I have phone conversations with a man in Canada who I met dating online. After two months, he said a long-distance relationship was impractical. He reminded me that he had warned against attachment. Finally, he admitted interest in someone else. One friend advised me to enjoy him and his words at face value. Another said she didn’t trust him or understand why I didn’t end it. I took some space, but after a week, I missed him. He got a phone card and we talked. Things felt better until he said he avoids compliments because he doesn’t want to lead me on. If you like someone, why not act on those feelings? We spend lots of time talking, but when he avoids certain topics I feel like my behavior is being managed. Am I unwise to keep contact?
Yes, it is unwise and unkind to force yourself on a man who has been clear about his lack of interest. It’s worrisome, too, that you cling to crumbs and tell yourself a tidbit is nourishing. He bought a phone card to call you? That could signify guilt, not affection. Long phone chats? He’s bored and has no better way to occupy time. Each call returns him to drama: He doesn’t desire or cherish you but appreciates being desired and cherished by you. And you, darling, are using this situation to polish your sales skills. On each call, you try to close the deal on a relationship. Like a shopper on a car lot, he is “just looking,” but you continue trying to break him down. Coiled beneath every conversation is the demand that he submit to your will and sign on the dotted line to become your man.

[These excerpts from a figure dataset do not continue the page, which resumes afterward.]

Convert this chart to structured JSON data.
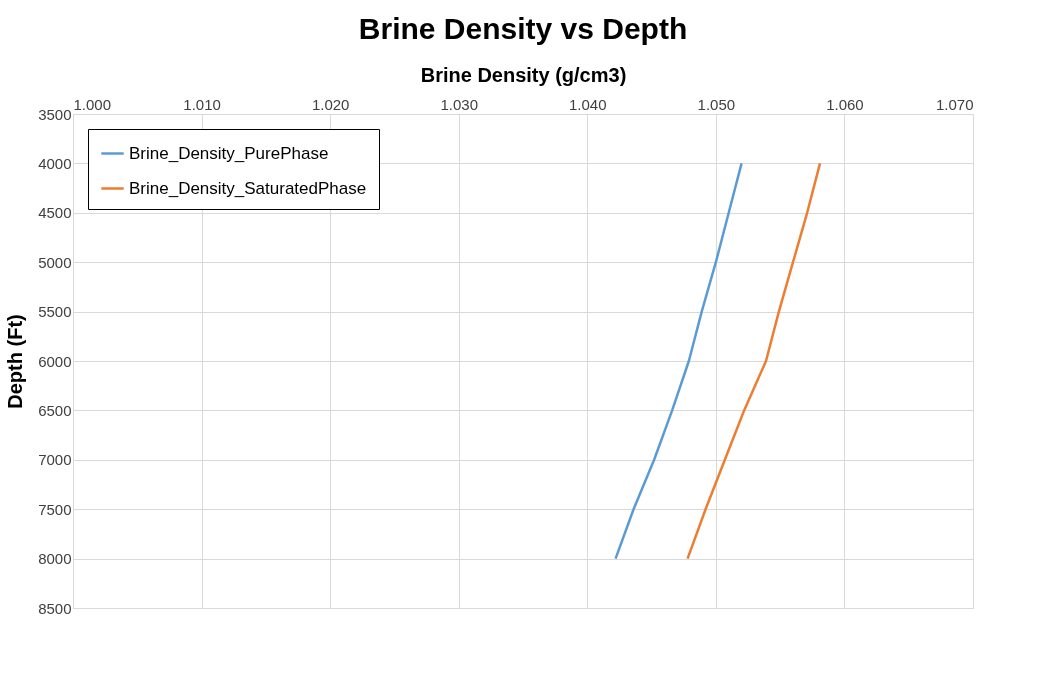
{
  "chart_data": {
    "type": "line",
    "title": "Brine Density vs Depth",
    "xlabel": "Brine Density (g/cm3)",
    "ylabel": "Depth (Ft)",
    "xlim": [
      1.0,
      1.07
    ],
    "xticks": [
      {
        "value": 1.0,
        "label": "1.000"
      },
      {
        "value": 1.01,
        "label": "1.010"
      },
      {
        "value": 1.02,
        "label": "1.020"
      },
      {
        "value": 1.03,
        "label": "1.030"
      },
      {
        "value": 1.04,
        "label": "1.040"
      },
      {
        "value": 1.05,
        "label": "1.050"
      },
      {
        "value": 1.06,
        "label": "1.060"
      },
      {
        "value": 1.07,
        "label": "1.070"
      }
    ],
    "ylim": [
      8500,
      3500
    ],
    "yticks": [
      3500,
      4000,
      4500,
      5000,
      5500,
      6000,
      6500,
      7000,
      7500,
      8000,
      8500
    ],
    "grid": true,
    "legend": "top left",
    "marker": "none",
    "line_style": "solid",
    "series": [
      {
        "name": "Brine_Density_PurePhase",
        "color": "#5b9bd5",
        "x": [
          1.052,
          1.051,
          1.05,
          1.0489,
          1.0479,
          1.0466,
          1.0452,
          1.0436,
          1.0422
        ],
        "values": [
          4000,
          4500,
          5000,
          5500,
          6000,
          6500,
          7000,
          7500,
          8000
        ]
      },
      {
        "name": "Brine_Density_SaturatedPhase",
        "color": "#ed7d31",
        "x": [
          1.0581,
          1.0571,
          1.056,
          1.0549,
          1.0539,
          1.0522,
          1.0507,
          1.0492,
          1.0478
        ],
        "values": [
          4000,
          4500,
          5000,
          5500,
          6000,
          6500,
          7000,
          7500,
          8000
        ]
      }
    ]
  }
}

Oh my, those are harsh words, aren’t they? That’s what real friends do: tell us the truth. One of your friends, a straight shooter, said she didn’t understand why you continue talking to your Canadian phone pal. Your other friend, afraid, perhaps, of your aching need for a man who does not see you as a potential mate, suggests that you enjoy the conversations. But she also cautions you to accept his ultimatum. You tried, but missed the phone chats. That’s because you have convinced yourself those chats are significant. And yes, you are attached to the rhythm of interacting with him. You believe that if he changes his mind and (cue the music) suddenly expresses his mad love for you, it proves you are loveable. Better yet, it proves you were right: This is an epic romance. Unfortunately, that’s a fantasy. This is reality: You are amazing. And an amazing woman deserves a man who knows she is amazing and believes he is, too.
A friend has had a debilitating illness for a decade. Initially, I drove her to appointments, cooked meals, did errands. Then, I backed off because she doesn’t follow her doctor’s orders. She says I don’t understand her illness. This is true. But I want to be around people who are disciplined in mind and body to face difficult issues and improve. I feel guilty about abandoning her. How do I release guilt and keep boundaries?
Admit that you rushed in to save her, and when you realized that nothing you did would be enough, resentment ensued. Yours. In the future, lend a hand because it brings you joy, not because you expect kindness to be medicine. Do this soon. Obsessing over failures, perceived or true, can seed the stress that causes illness. If your mind embraces so much guilt that your body becomes ill, you will have to birth extravagant amounts of discipline to overcome the illness and prove you are different from your friend. And that’s a waste of life energy.
“Tell me what a person finds sexually attractive and I will tell you their entire philosophy of life. Show me the person they sleep with and I will tell you their valuation of themselves,” wrote Ayn Rand. How well do you know yourself?